Tout ce que Billie Holiday a fait, vécu et chanté se referme comme un mystère. Tout ce que Billie Holiday a vécu, fait et chanté est une manifestation de l’âme, une manifestation de l’esprit, une manifestation du cœur. Chaque chanson qu’on écoute de Billie Holiday ne nous fait pas seulement passer par des vertiges émotionnels, du spleen le plus total à la joie ensoleillée, mais, comme les romans de Henry James, elle nous détourne de nos affects habituellement projetés dans des chansons pour rendre à la vie son caractère proprement énigmatique.
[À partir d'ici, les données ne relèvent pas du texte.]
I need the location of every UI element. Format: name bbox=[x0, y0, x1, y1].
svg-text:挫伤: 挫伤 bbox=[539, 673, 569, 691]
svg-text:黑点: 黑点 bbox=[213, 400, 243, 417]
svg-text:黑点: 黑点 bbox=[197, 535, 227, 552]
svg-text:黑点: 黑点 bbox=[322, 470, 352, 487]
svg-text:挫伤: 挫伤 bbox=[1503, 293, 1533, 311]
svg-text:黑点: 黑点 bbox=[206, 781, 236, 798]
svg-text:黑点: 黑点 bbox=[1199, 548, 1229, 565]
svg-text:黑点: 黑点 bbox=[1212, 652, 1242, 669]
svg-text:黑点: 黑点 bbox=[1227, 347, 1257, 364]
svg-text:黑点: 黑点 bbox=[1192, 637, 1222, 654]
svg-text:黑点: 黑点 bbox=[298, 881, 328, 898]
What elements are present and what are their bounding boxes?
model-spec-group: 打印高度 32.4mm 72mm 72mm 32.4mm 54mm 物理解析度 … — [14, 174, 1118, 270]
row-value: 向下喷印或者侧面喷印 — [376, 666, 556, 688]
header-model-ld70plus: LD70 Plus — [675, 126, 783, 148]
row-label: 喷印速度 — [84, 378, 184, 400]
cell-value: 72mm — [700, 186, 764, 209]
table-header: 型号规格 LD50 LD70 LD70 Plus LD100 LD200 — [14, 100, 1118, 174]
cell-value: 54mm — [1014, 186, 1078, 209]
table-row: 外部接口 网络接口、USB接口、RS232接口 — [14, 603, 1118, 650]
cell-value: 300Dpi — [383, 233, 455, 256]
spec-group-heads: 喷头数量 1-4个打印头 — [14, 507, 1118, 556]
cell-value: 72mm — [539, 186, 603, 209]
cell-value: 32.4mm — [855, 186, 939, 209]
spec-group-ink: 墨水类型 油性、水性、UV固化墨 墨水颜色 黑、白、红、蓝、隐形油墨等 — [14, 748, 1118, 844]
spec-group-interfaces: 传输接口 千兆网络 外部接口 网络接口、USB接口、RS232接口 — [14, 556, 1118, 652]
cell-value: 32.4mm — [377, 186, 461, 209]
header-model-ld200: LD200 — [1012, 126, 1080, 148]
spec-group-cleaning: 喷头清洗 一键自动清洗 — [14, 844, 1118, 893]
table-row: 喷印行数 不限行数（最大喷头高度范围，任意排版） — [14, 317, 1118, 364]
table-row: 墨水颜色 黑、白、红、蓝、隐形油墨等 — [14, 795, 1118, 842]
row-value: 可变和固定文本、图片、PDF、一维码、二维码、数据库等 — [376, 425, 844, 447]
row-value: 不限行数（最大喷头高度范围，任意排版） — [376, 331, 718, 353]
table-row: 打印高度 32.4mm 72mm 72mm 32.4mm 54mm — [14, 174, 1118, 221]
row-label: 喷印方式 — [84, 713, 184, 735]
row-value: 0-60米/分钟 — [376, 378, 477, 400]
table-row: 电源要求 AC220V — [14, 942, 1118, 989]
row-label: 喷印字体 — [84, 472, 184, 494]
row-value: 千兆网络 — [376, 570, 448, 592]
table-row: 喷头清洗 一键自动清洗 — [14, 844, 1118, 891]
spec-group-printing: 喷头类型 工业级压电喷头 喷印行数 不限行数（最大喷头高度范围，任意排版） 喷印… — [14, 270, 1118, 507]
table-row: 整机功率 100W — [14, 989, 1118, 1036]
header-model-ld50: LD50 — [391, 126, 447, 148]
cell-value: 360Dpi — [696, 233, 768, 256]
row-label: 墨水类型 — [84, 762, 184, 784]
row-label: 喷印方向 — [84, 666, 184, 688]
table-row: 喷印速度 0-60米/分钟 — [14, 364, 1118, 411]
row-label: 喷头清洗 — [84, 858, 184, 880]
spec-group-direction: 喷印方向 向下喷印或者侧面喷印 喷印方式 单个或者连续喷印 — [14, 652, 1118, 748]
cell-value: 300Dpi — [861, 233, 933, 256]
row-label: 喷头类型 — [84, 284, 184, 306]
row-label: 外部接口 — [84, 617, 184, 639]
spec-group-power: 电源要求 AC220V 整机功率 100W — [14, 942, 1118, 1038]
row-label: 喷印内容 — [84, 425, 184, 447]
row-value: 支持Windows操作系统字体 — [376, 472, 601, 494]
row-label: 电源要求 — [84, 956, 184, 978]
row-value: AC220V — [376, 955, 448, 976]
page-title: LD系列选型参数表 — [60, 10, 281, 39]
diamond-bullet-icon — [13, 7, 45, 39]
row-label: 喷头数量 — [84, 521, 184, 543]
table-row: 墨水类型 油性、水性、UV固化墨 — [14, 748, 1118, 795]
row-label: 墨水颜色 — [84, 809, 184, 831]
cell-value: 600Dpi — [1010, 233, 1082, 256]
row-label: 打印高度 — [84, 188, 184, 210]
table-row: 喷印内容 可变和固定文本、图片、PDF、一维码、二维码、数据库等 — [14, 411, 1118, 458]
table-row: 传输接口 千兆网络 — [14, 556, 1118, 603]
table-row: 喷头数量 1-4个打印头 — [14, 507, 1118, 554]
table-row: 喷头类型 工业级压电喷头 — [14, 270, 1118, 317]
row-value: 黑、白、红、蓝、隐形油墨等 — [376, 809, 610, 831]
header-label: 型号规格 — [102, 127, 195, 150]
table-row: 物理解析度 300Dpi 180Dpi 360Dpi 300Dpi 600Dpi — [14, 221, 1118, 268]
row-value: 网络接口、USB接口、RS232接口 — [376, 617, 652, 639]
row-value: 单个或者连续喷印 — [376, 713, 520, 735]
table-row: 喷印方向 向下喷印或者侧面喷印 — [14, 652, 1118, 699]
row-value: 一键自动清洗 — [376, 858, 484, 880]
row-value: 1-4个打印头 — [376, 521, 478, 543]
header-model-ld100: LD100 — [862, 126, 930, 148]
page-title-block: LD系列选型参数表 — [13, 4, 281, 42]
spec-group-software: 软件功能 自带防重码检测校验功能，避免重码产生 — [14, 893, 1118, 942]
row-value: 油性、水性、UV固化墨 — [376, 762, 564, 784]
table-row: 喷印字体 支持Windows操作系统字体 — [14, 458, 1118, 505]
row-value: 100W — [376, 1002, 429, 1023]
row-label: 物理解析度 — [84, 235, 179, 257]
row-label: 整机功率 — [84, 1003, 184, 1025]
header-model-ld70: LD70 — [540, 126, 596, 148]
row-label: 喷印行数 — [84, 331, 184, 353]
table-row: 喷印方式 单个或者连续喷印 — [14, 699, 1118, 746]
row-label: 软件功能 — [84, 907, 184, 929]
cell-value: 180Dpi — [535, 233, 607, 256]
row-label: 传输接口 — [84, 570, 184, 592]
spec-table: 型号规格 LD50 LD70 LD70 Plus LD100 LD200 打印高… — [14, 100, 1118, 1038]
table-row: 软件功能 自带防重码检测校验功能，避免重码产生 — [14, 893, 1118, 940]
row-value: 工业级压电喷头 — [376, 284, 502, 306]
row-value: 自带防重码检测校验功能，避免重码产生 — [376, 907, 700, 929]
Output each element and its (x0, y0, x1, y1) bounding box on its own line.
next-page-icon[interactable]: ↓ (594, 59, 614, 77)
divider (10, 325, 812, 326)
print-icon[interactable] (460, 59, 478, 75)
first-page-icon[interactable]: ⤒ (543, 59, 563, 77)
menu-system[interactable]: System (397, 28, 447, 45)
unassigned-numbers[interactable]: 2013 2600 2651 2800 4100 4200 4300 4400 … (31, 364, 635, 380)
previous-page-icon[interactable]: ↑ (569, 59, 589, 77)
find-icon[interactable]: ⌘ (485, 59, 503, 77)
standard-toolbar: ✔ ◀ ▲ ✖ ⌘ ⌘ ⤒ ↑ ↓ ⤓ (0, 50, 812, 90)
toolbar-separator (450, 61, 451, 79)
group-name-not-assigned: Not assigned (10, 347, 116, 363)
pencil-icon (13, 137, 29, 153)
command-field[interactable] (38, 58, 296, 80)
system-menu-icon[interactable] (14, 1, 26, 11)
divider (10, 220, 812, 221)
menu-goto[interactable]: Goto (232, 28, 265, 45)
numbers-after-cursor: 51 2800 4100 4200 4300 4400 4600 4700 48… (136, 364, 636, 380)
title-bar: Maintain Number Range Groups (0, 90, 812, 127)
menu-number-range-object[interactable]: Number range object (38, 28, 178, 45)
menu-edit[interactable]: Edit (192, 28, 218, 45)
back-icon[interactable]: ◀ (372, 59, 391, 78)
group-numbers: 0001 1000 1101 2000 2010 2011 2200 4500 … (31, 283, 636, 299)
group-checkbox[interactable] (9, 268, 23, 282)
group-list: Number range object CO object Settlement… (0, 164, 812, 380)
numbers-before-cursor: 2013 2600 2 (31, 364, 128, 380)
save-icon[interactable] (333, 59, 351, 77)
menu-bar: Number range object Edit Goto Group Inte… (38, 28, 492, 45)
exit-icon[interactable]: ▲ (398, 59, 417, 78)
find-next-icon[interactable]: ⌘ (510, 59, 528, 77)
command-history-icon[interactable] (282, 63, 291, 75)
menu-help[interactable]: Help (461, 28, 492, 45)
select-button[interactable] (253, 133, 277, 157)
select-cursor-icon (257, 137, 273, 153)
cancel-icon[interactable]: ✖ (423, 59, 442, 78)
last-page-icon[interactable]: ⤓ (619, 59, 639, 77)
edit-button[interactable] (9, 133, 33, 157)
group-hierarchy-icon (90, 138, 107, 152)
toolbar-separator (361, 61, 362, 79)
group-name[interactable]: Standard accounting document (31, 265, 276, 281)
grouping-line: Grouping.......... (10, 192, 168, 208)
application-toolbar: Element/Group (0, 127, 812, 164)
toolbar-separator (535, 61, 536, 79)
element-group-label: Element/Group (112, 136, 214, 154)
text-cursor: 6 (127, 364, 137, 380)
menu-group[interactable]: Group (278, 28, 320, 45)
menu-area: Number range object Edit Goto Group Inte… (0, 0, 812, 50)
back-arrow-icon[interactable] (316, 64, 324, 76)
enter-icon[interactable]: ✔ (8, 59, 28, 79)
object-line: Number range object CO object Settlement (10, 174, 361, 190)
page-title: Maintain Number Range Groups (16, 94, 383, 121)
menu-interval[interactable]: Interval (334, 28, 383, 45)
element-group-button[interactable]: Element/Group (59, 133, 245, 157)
Il y a plusieurs manières de se défaire d’un cauchemar qui nous étreint le cœur : par l’indifférence ou par la sainteté, par la surenchère dans l’horreur ou par la focalisation sur le Bien – mais encore par la saisie d’un mystère plus grand et plus profond encore. C’est ce mystère essentiel que recèle la musique de Billie Holiday : ciselée comme un joyau, close et mystique comme ses boucles d’oreille, elle nous parle moins qu’elle ne nous écoute. La musique voyante de Billie Holiday est passive comme le fakir de ses boucles d’oreille : elle fait vibrer le cœur et, à travers elle, ce sont nos émotions qui chavirent, se tordent et respirent jusqu’à ce que nous apprenions à vivre.